投稿者: karib_sotai

  • 東京操体フォーラムに寄せて(辻 知喜)

    昨年、東京操体フォーラムには新しい実行委員が加わりました。辻知喜さんのコメントをどうぞ。

    前回の秋に引き続き、2日間の開催です。臨床家向けの秋のフォーラムに対し、一般、初学者向けの春としてはかつてない充実した内容を提供できることと思います。操体の歴史、変遷、そして現在進化し続ける姿をじっくり御覧下さい。
    今春、自著を出版予定の草階実行委員の「歩き方について」、今回の目玉企画と言っても過言ではない、かつての温古堂を知る、現在今顧問の奥様でもあるミヨちゃんこと今美代子さんと三浦理事長との対談は、個人的にも楽しみにしております。

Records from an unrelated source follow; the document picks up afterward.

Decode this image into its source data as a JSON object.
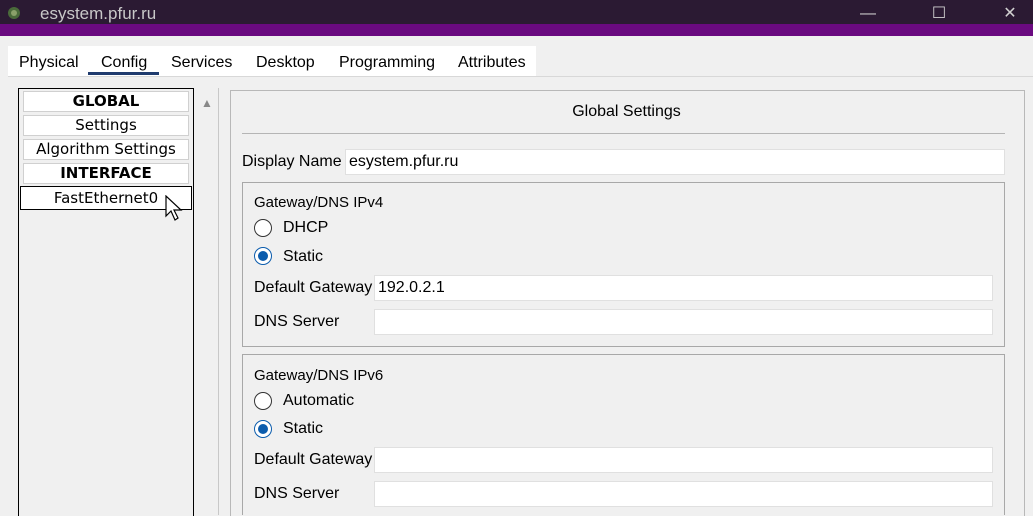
{
  "window": {
    "title": "esystem.pfur.ru",
    "minimize": "—",
    "maximize": "☐",
    "close": "✕"
  },
  "tabs": [
    {
      "label": "Physical"
    },
    {
      "label": "Config"
    },
    {
      "label": "Services"
    },
    {
      "label": "Desktop"
    },
    {
      "label": "Programming"
    },
    {
      "label": "Attributes"
    }
  ],
  "active_tab": "Config",
  "sidebar": {
    "items": [
      {
        "label": "GLOBAL"
      },
      {
        "label": "Settings"
      },
      {
        "label": "Algorithm Settings"
      },
      {
        "label": "INTERFACE"
      },
      {
        "label": "FastEthernet0"
      }
    ]
  },
  "main": {
    "title": "Global Settings",
    "display_name_label": "Display Name",
    "display_name_value": "esystem.pfur.ru",
    "ipv4": {
      "title": "Gateway/DNS IPv4",
      "dhcp_label": "DHCP",
      "static_label": "Static",
      "selected": "Static",
      "gateway_label": "Default Gateway",
      "gateway_value": "192.0.2.1",
      "dns_label": "DNS Server",
      "dns_value": ""
    },
    "ipv6": {
      "title": "Gateway/DNS IPv6",
      "auto_label": "Automatic",
      "static_label": "Static",
      "selected": "Static",
      "gateway_label": "Default Gateway",
      "gateway_value": "",
      "dns_label": "DNS Server",
      "dns_value": ""
    }
  },
  "colors": {
    "accent": "#0b5cad",
    "titlebar": "#2b1a33",
    "titlebar_strip": "#6a0a80",
    "tab_underline": "#1f3b6e"
  }
}
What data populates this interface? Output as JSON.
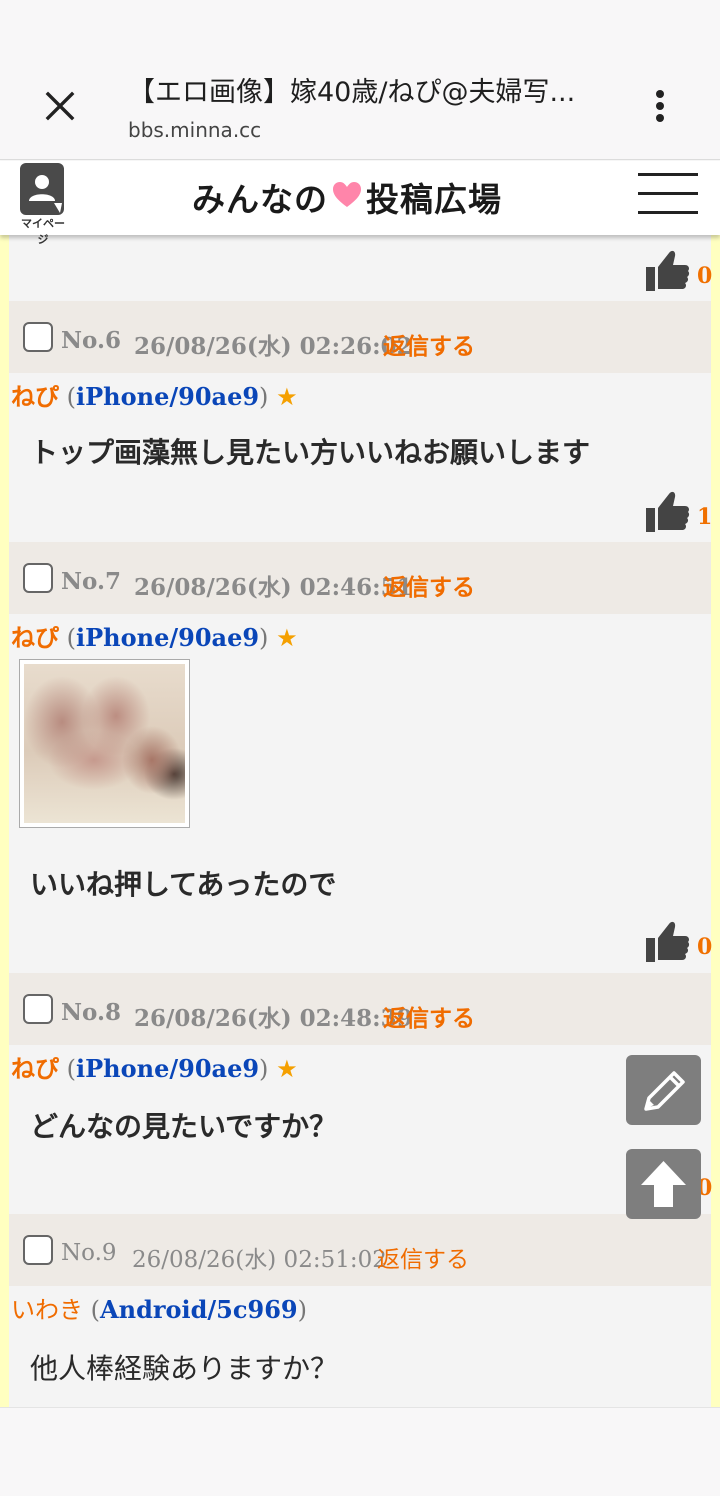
{
  "browser": {
    "page_title": "【エロ画像】嫁40歳/ねぴ@夫婦写...",
    "url": "bbs.minna.cc"
  },
  "site": {
    "mypage_label": "マイページ",
    "logo_left": "みんなの",
    "logo_right": "投稿広場",
    "heart_color": "#ff85aa"
  },
  "thread": {
    "top_likes": "0",
    "posts": [
      {
        "no": "No.6",
        "date": "26/08/26(水) 02:26:02",
        "reply": "返信する",
        "author": "ねぴ",
        "device": "iPhone/90ae9",
        "star": "★",
        "text": "トップ画藻無し見たい方いいねお願いします",
        "likes": "1"
      },
      {
        "no": "No.7",
        "date": "26/08/26(水) 02:46:51",
        "reply": "返信する",
        "author": "ねぴ",
        "device": "iPhone/90ae9",
        "star": "★",
        "text": "いいね押してあったので",
        "likes": "0"
      },
      {
        "no": "No.8",
        "date": "26/08/26(水) 02:48:39",
        "reply": "返信する",
        "author": "ねぴ",
        "device": "iPhone/90ae9",
        "star": "★",
        "text": "どんなの見たいですか？",
        "likes": "0"
      },
      {
        "no": "No.9",
        "date": "26/08/26(水) 02:51:02",
        "reply": "返信する",
        "author": "いわき",
        "device": "Android/5c969",
        "text": "他人棒経験ありますか？"
      }
    ]
  },
  "colors": {
    "accent_orange": "#f06c00",
    "device_blue": "#0a46b8",
    "star_gold": "#f5a000",
    "side_strip_yellow": "#ffffc0"
  }
}
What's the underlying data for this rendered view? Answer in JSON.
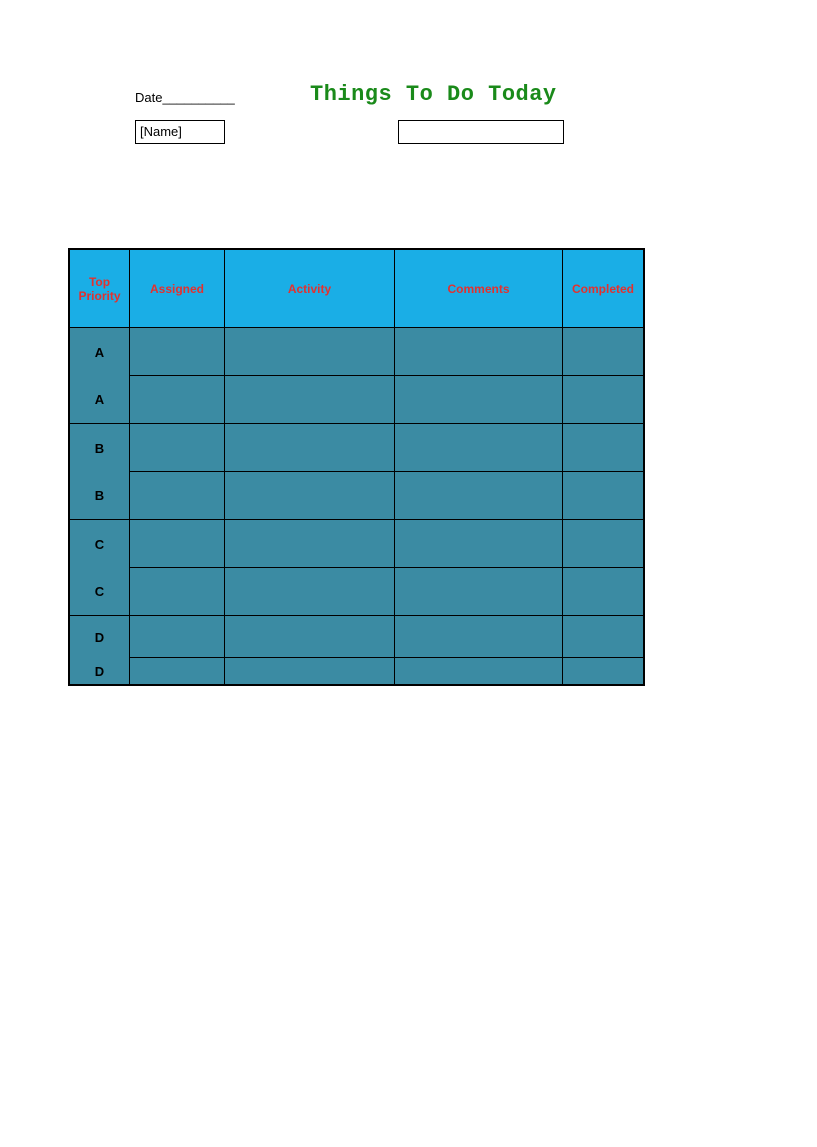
{
  "header": {
    "date_label": "Date__________",
    "title": "Things To Do Today",
    "name_placeholder": "[Name]"
  },
  "table": {
    "columns": [
      "Top Priority",
      "Assigned",
      "Activity",
      "Comments",
      "Completed"
    ],
    "rows": [
      {
        "priority": "A",
        "assigned": "",
        "activity": "",
        "comments": "",
        "completed": ""
      },
      {
        "priority": "A",
        "assigned": "",
        "activity": "",
        "comments": "",
        "completed": ""
      },
      {
        "priority": "B",
        "assigned": "",
        "activity": "",
        "comments": "",
        "completed": ""
      },
      {
        "priority": "B",
        "assigned": "",
        "activity": "",
        "comments": "",
        "completed": ""
      },
      {
        "priority": "C",
        "assigned": "",
        "activity": "",
        "comments": "",
        "completed": ""
      },
      {
        "priority": "C",
        "assigned": "",
        "activity": "",
        "comments": "",
        "completed": ""
      },
      {
        "priority": "D",
        "assigned": "",
        "activity": "",
        "comments": "",
        "completed": ""
      },
      {
        "priority": "D",
        "assigned": "",
        "activity": "",
        "comments": "",
        "completed": ""
      }
    ]
  }
}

    操体に興味のある方、これから操体を学びたい方、臨床を行っている方まで新たな気付きを持てる2日間です。
    御参加をお待ちしております。

    辻知喜

  • 東京操体フォーラムに寄せて(横森 昌裕)

    こんにちは。東京操体フォーラムの畠山です。横森さんのコメントを掲載します。
    フォーラムにいらして、日焼けした笑顔の素敵なナイスガイを見たらそれは横森さんです♪本当に勉強熱心な方です。

    私は理学療法士として13年目になります。操体を学び始めてからはまだまだ浅い若輩者ですが、操体の魅力については胸をはって皆様に勧めることができます。今の治療に疑問などはありませんか?私が操体に出会う前の疑問・悩みを提示してみたいと思います。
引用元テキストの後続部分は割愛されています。